Nel Lazio, fonte Istat sulla popolazione residente al 31 dicembre 2006, gli anziani over 65 sono 1.014.196. Ben 98.668, invece, quelli che hanno superato la soglia degli 85 anni. In cima alla classifica si colloca Roma, dove abitano 729.121 ultrasessantacinquenni e 69.081 over 85, seguita da Frosinone (96.593 e 10.614), Latina (88.392 e 8.144), Rieti (64.500 e 4.188) e Viterbo (35.590 e 6.641).

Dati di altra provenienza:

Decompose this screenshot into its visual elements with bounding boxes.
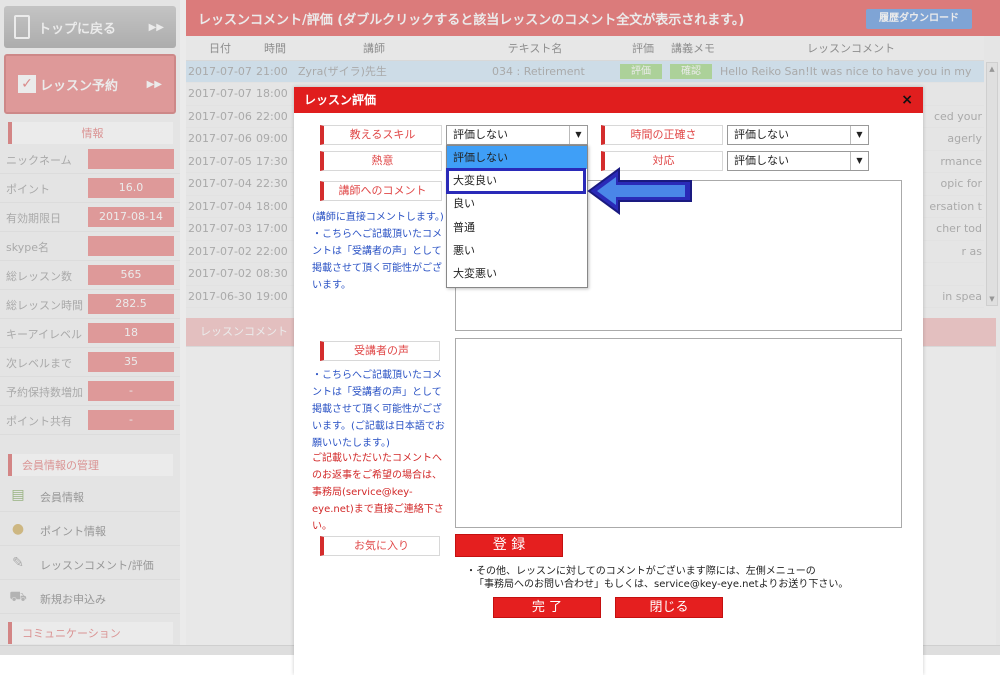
skill-dropdown-list: 評価しない 大変良い 良い 普通 悪い 大変悪い [446,145,588,288]
footer-note-2: 「事務局へのお問い合わせ」もしくは、service@key-eye.netよりお… [474,579,849,590]
highlight-frame [446,168,586,194]
voice-note: ・こちらへご記載頂いたコメントは「受講者の声」として掲載させて頂く可能性がござい… [312,370,445,449]
teacher-comment-label: 講師へのコメント [320,181,442,201]
chevron-down-icon: ▼ [850,126,868,144]
footer-note-1: ・その他、レッスンに対してのコメントがございます際には、左側メニューの [466,566,816,577]
punctuality-select[interactable]: 評価しない ▼ [727,125,869,145]
chevron-down-icon: ▼ [569,126,587,144]
pointer-arrow-icon [587,167,692,215]
voice-label: 受講者の声 [320,341,440,361]
voice-reply-note: ご記載いただいたコメントへのお返事をご希望の場合は、事務局(service@ke… [312,453,444,532]
dropdown-option[interactable]: 悪い [447,239,587,262]
response-select[interactable]: 評価しない ▼ [727,151,869,171]
skill-label: 教えるスキル [320,125,442,145]
teacher-comment-note: (講師に直接コメントします。) ・こちらへご記載頂いたコメントは「受講者の声」と… [312,212,444,291]
register-button[interactable]: 登 録 [455,534,563,557]
enthusiasm-label: 熱意 [320,151,442,171]
skill-select-value: 評価しない [453,128,508,141]
dialog-title-text: レッスン評価 [304,93,377,107]
dialog-title: レッスン評価 × [294,87,923,113]
dropdown-option[interactable]: 大変悪い [447,262,587,285]
chevron-down-icon: ▼ [850,152,868,170]
skill-select[interactable]: 評価しない ▼ [446,125,588,145]
punctuality-select-value: 評価しない [734,128,789,141]
dropdown-option[interactable]: 良い [447,192,587,215]
close-dialog-button[interactable]: 閉じる [615,597,723,618]
dropdown-option[interactable]: 評価しない [447,146,587,169]
punctuality-label: 時間の正確さ [601,125,723,145]
dropdown-option[interactable]: 普通 [447,216,587,239]
complete-button[interactable]: 完 了 [493,597,601,618]
voice-textarea[interactable] [455,338,902,528]
response-select-value: 評価しない [734,154,789,167]
favorite-label: お気に入り [320,536,440,556]
close-icon[interactable]: × [901,87,913,113]
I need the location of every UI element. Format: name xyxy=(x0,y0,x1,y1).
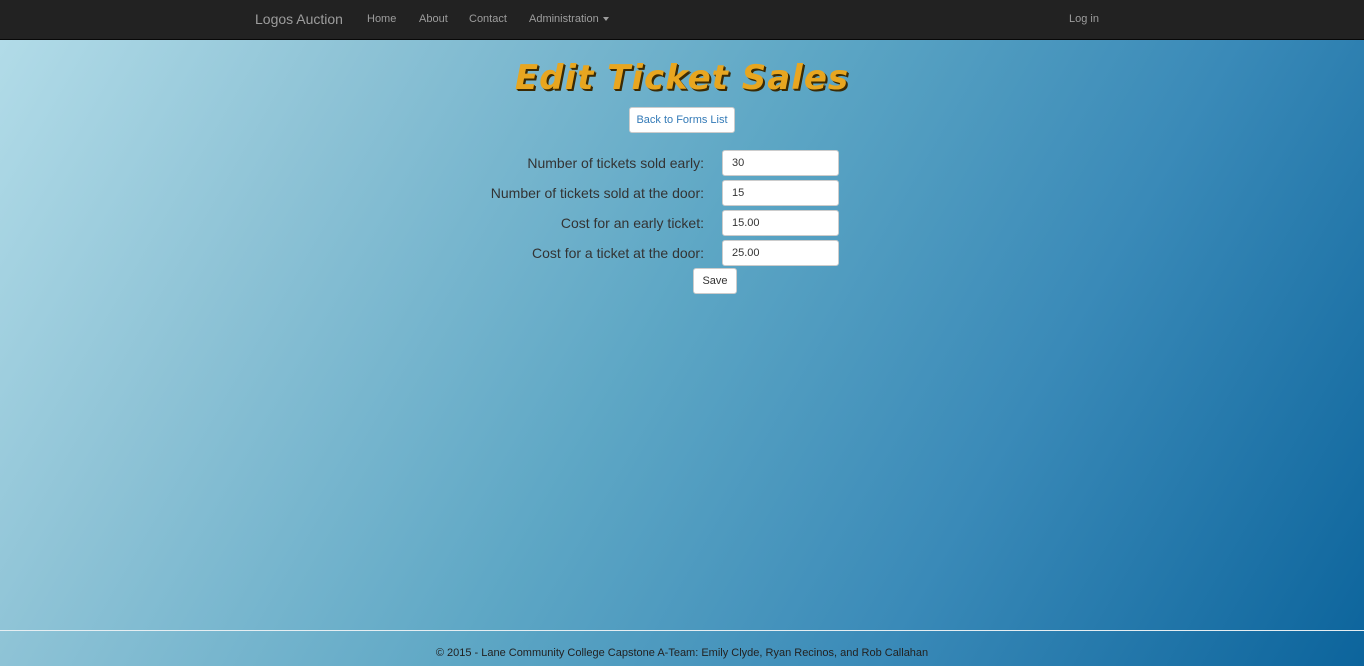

Su 1.324.000 pensioni erogate nel 2008, secondo i dati forniti dalla Regione Lazio, 945.081 sono sotto i 750 euro mensili e 101.184 oscillano tra i 750 e i 1.000 euro. Sul totale delle pensioni, 777.134 riguardano donne che hanno ricevuto in media 559,06 euro (in molti casi si tratta di pensioni di reversibilità). I single over 60 sono 315 mila, di cui 243 mila donne, e circa 220 mila anziani non sono autosufficienti. Sono alcuni dei dati illustrati dal segretario generale dello Spi-Cgil Roma e Lazio, Teti Croci, per denunciare la grave crisi economica e sociale che investe la popolazione anziana del Lazio.

Le pensioni al minimo erogate a Roma agli anziani sono circa 171.329, pari al 44,9% del totale delle pensioni percepite. "Il rapporto tra le pensioni minime erogate e gli anziani residenti- si legge nel dossier curato dal sindacato di categoria- evidenzia un indice di povertà anziana comunale pari al 33,9%. Sopra al valore medio si posizionano i Municipi I (52,5%), e VII (47,9%). Segno negativo anche per i servizi offerti alle persone non autosufficienti: solo il 15,6% delle famiglie con almeno una persona disabile ha goduto dell’assistenza sanitaria. La percentuale delle famiglie che non ne hanno potuto usufruire, invece, è del 41,2%, contro una media nazionale del 32,8%.

Per quanto riguarda i temi oggetto della vertenza locale, Croci ne sottolinea alcuni: "In sede di discussione dei bilanci- spiega- abbiamo chiesto alla Regione di aumentare i fondi per l’autosufficienza. Inoltre, abbiamo aperto una vertenza sui ticket, di cui abbiamo contestato l’applicazione che colpisce fortemente gli anziani". Altro capitolo scottante riguarda le Rsa (Residenze sanitarie assistenziali): "Da quando è decaduto l’accordo dell’anno scorso con la Regione, che prevedeva una compartecipazione nelle spese- continua Croci- i pensionati ospiti di queste strutture sono costretti a pagare in media rette mensili di 1.300 euro".

Il segretario generale Spi-Cgil, infine, ricorda la vertenza aperta con Cisl e Uil nei confronti del Comune di Roma per la restituzione dei 35 mila euro che due anni fa il Campidoglio accantonò, in seguito all’aumento dell’Irpef che ora, invece, è stata abolita sulla prima casa. "Al Comune- afferma Croci- chiediamo che quei 35 mila euro siano redistribuiti per esonerare le fasce deboli, per esempio, dal pagamento della Tari (la tassa sulla nettezza urbana), per concedere agevolazioni con Italgas e Acea e per rafforzare il fondo di aiuto per il sostegno all’affitto".

Per dare visibilità a questi temi, il 5 marzo lo Spi-Cgil Roma e Lazio parteciperà alla manifestazione nazionale indetta dal sindacato di categoria e, in attesa di questo appuntamento, dal 21 al 28 febbraio promuoverà una serie di iniziative per informare e sensibilizzare la popolazione: 52 assemblee, 192 volantinaggi e due sit-in.